The point-in-time count occurred a few weeks later and identified five homeless veterans - or half as many as Roby had encountered in her first month on the job.

She has placed 15 veterans in permanent housing with the vouchers that HUD awarded to Laredo this year. She would like to see the agency double the city’s allocation in 2016 pending the results of the point-in-time count next month.

Roby has spent much of the year cultivating ties with public officials and nonprofit groups to assist homeless veterans. Yet on the subject of the Plaza’s transitional program, she turned reticent.

“As a federal employee, I can’t comment on that,” she said.

Lopez, the center’s coordinator, long has criticized the overall performance of the VA’s Texas Valley Coastal Bend Health Care System, which has been plagued by delays at its seven outpatient facilities.

“When we try to solve problems, they act like we’re overstepping our boundaries,” he said. “But the VA doesn’t have the flexibility that you have in the private sector.”

The case of Javier Hernandez illuminated what can happen when a private group and a public agency find common cause.
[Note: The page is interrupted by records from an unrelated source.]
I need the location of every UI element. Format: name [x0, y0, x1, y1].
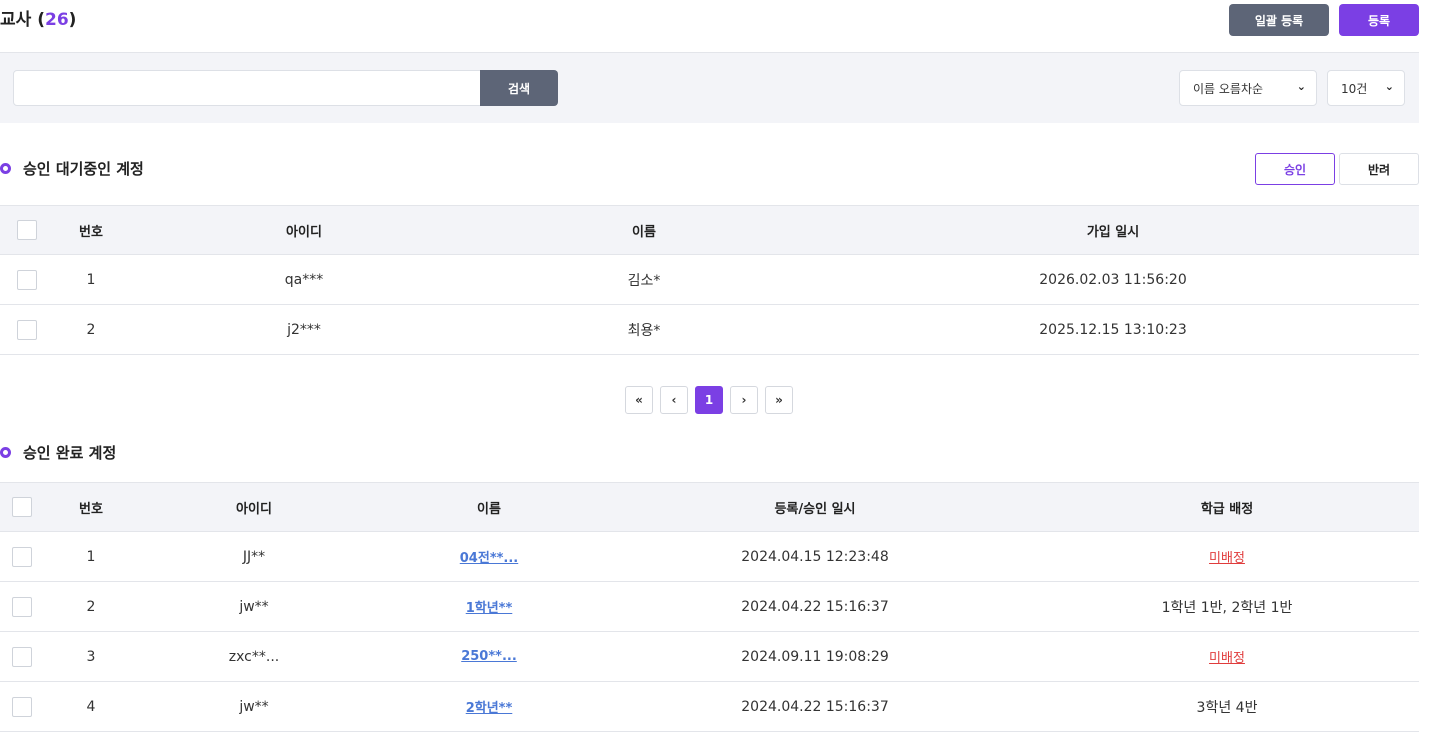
- table-row: 1 qa*** 김소* 2026.02.03 11:56:20: [0, 255, 1419, 305]
- teacher-count-value: 26: [44, 10, 69, 30]
- cell-name: 최용*: [627, 322, 661, 339]
- row-checkbox[interactable]: [17, 319, 37, 340]
- page-header: 교사 (26) 일괄 등록 등록: [0, 0, 1437, 52]
- row-checkbox-cell: [17, 255, 37, 304]
- row-checkbox-cell: [12, 582, 32, 631]
- cell-name: 김소*: [627, 272, 661, 289]
- sort-select-value: 이름 오름차순: [1193, 81, 1264, 96]
- page-button-current[interactable]: 1: [695, 386, 723, 414]
- teacher-name-link[interactable]: 04전**...: [460, 547, 518, 566]
- cell-id: j2***: [287, 321, 321, 338]
- column-header: 등록/승인 일시: [774, 501, 856, 517]
- pending-section-title: 승인 대기중인 계정: [0, 158, 144, 179]
- cell-date: 2025.12.15 13:10:23: [1039, 321, 1187, 338]
- approved-section-title-text: 승인 완료 계정: [23, 444, 117, 462]
- cell-no: 1: [86, 548, 96, 565]
- cell-name: 04전**...: [389, 532, 589, 581]
- register-button[interactable]: 등록: [1339, 4, 1419, 36]
- sort-select[interactable]: 이름 오름차순 ⌄: [1179, 70, 1317, 106]
- reject-button[interactable]: 반려: [1339, 153, 1419, 185]
- table-header-row: 번호 아이디 이름 등록/승인 일시 학급 배정: [0, 482, 1419, 532]
- last-page-button[interactable]: »: [765, 386, 793, 414]
- cell-date: 2024.04.22 15:16:37: [741, 598, 889, 615]
- teacher-name-link[interactable]: 1학년**: [466, 597, 513, 616]
- cell-id: zxc**...: [228, 648, 280, 665]
- search-button[interactable]: 검색: [480, 70, 558, 106]
- search-bar: 검색 이름 오름차순 ⌄ 10건 ⌄: [0, 52, 1419, 123]
- table-row: 2 j2*** 최용* 2025.12.15 13:10:23: [0, 305, 1419, 355]
- cell-id: JJ**: [242, 548, 266, 565]
- chevron-down-icon: ⌄: [1384, 80, 1394, 93]
- select-all-cell: [12, 483, 32, 531]
- cell-id: qa***: [284, 271, 324, 288]
- cell-no: 2: [86, 321, 96, 338]
- page-size-select[interactable]: 10건 ⌄: [1327, 70, 1405, 106]
- approve-button[interactable]: 승인: [1255, 153, 1335, 185]
- cell-name: 1학년**: [389, 582, 589, 631]
- search-input[interactable]: [13, 70, 481, 106]
- prev-page-button[interactable]: ‹: [660, 386, 688, 414]
- row-checkbox-cell: [17, 305, 37, 354]
- cell-no: 1: [86, 271, 96, 288]
- column-header: 아이디: [236, 501, 272, 517]
- page-title: 교사 (26): [0, 5, 76, 30]
- row-checkbox-cell: [12, 682, 32, 731]
- table-row: 4 jw** 2학년** 2024.04.22 15:16:37 3학년 4반: [0, 682, 1419, 732]
- cell-name: 250**...: [389, 632, 589, 681]
- pending-table: 번호 아이디 이름 가입 일시 1 qa*** 김소* 2026.02.03 1…: [0, 205, 1419, 355]
- chevron-down-icon: ⌄: [1296, 80, 1306, 93]
- cell-id: jw**: [239, 698, 269, 715]
- ring-icon: [0, 447, 11, 458]
- column-header: 아이디: [286, 224, 322, 240]
- teacher-name-link[interactable]: 2학년**: [466, 697, 513, 716]
- column-header: 번호: [79, 501, 103, 517]
- approved-section-title: 승인 완료 계정: [0, 442, 116, 463]
- select-all-checkbox[interactable]: [12, 497, 32, 517]
- pending-section-title-text: 승인 대기중인 계정: [23, 160, 144, 178]
- cell-class: 1학년 1반, 2학년 1반: [1161, 599, 1293, 616]
- cell-date: 2024.09.11 19:08:29: [741, 648, 889, 665]
- select-all-checkbox[interactable]: [17, 220, 37, 240]
- pagination: « ‹ 1 › »: [625, 386, 793, 414]
- column-header: 이름: [632, 224, 656, 240]
- row-checkbox[interactable]: [12, 646, 32, 667]
- cell-no: 3: [86, 648, 96, 665]
- row-checkbox-cell: [12, 632, 32, 681]
- page-size-select-value: 10건: [1341, 81, 1368, 96]
- cell-class: 미배정: [1077, 632, 1377, 681]
- cell-id: jw**: [239, 598, 269, 615]
- table-row: 3 zxc**... 250**... 2024.09.11 19:08:29 …: [0, 632, 1419, 682]
- cell-name: 2학년**: [389, 682, 589, 731]
- ring-icon: [0, 163, 11, 174]
- select-all-cell: [17, 206, 37, 254]
- next-page-button[interactable]: ›: [730, 386, 758, 414]
- column-header: 학급 배정: [1200, 501, 1254, 517]
- approved-table: 번호 아이디 이름 등록/승인 일시 학급 배정 1 JJ** 04전**...…: [0, 482, 1419, 732]
- page-title-text: 교사: [0, 10, 32, 30]
- teacher-count: (26): [37, 10, 77, 30]
- cell-no: 4: [86, 698, 96, 715]
- row-checkbox-cell: [12, 532, 32, 581]
- row-checkbox[interactable]: [12, 546, 32, 567]
- cell-no: 2: [86, 598, 96, 615]
- teacher-name-link[interactable]: 250**...: [461, 649, 517, 664]
- cell-date: 2024.04.15 12:23:48: [741, 548, 889, 565]
- column-header: 번호: [79, 224, 103, 240]
- column-header: 이름: [477, 501, 501, 517]
- unassigned-class-link[interactable]: 미배정: [1209, 547, 1245, 566]
- bulk-register-button[interactable]: 일괄 등록: [1229, 4, 1329, 36]
- unassigned-class-link[interactable]: 미배정: [1209, 647, 1245, 666]
- cell-class: 3학년 4반: [1196, 699, 1258, 716]
- row-checkbox[interactable]: [12, 596, 32, 617]
- table-row: 2 jw** 1학년** 2024.04.22 15:16:37 1학년 1반,…: [0, 582, 1419, 632]
- cell-class: 미배정: [1077, 532, 1377, 581]
- first-page-button[interactable]: «: [625, 386, 653, 414]
- row-checkbox[interactable]: [12, 696, 32, 717]
- cell-date: 2024.04.22 15:16:37: [741, 698, 889, 715]
- row-checkbox[interactable]: [17, 269, 37, 290]
- table-header-row: 번호 아이디 이름 가입 일시: [0, 205, 1419, 255]
- cell-date: 2026.02.03 11:56:20: [1039, 271, 1187, 288]
- table-row: 1 JJ** 04전**... 2024.04.15 12:23:48 미배정: [0, 532, 1419, 582]
- column-header: 가입 일시: [1086, 224, 1140, 240]
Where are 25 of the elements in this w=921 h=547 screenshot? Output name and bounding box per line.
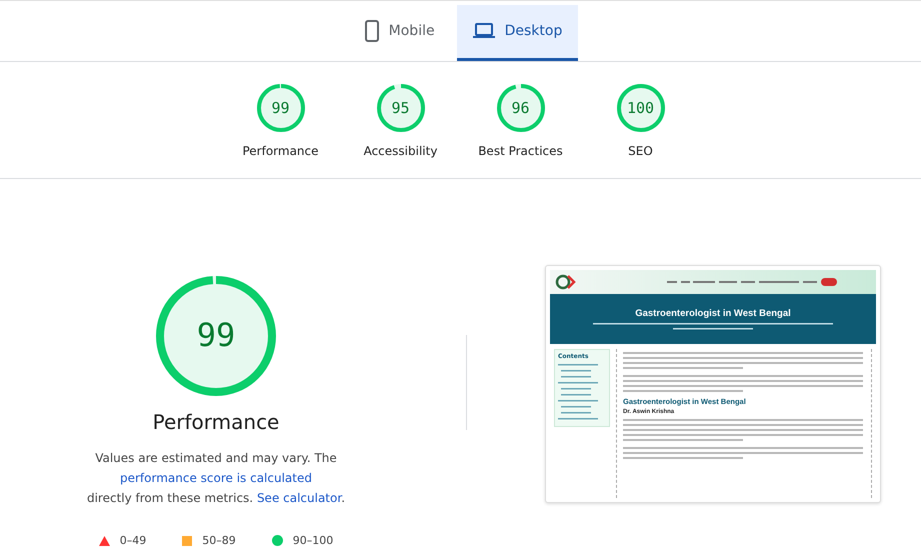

The Air Force veteran, who grew up in Laredo, called Lopez this summer after he was laid off from his oil rig job in Midland and explained that he needed a place to stay. Lopez offered him a room at the hotel.

Two weeks later, the 25-year-old Hernandez contacted Roby, who provided him with a housing voucher to move into a two-bedroom apartment. He covers $166 of his $650 monthly rent with a portion of his GI Bill money, and in a few weeks he will begin classes at Laredo Community College in pursuit of a paramedic career.

Hernandez praised Lopez and Roby for extricating him from difficult circumstances. As for city and county officials, he delivered a simple message.

“If you really mean it when you say to veterans, ‘Thank you for your service,’ then don’t just say the words,” he said. “Do something.”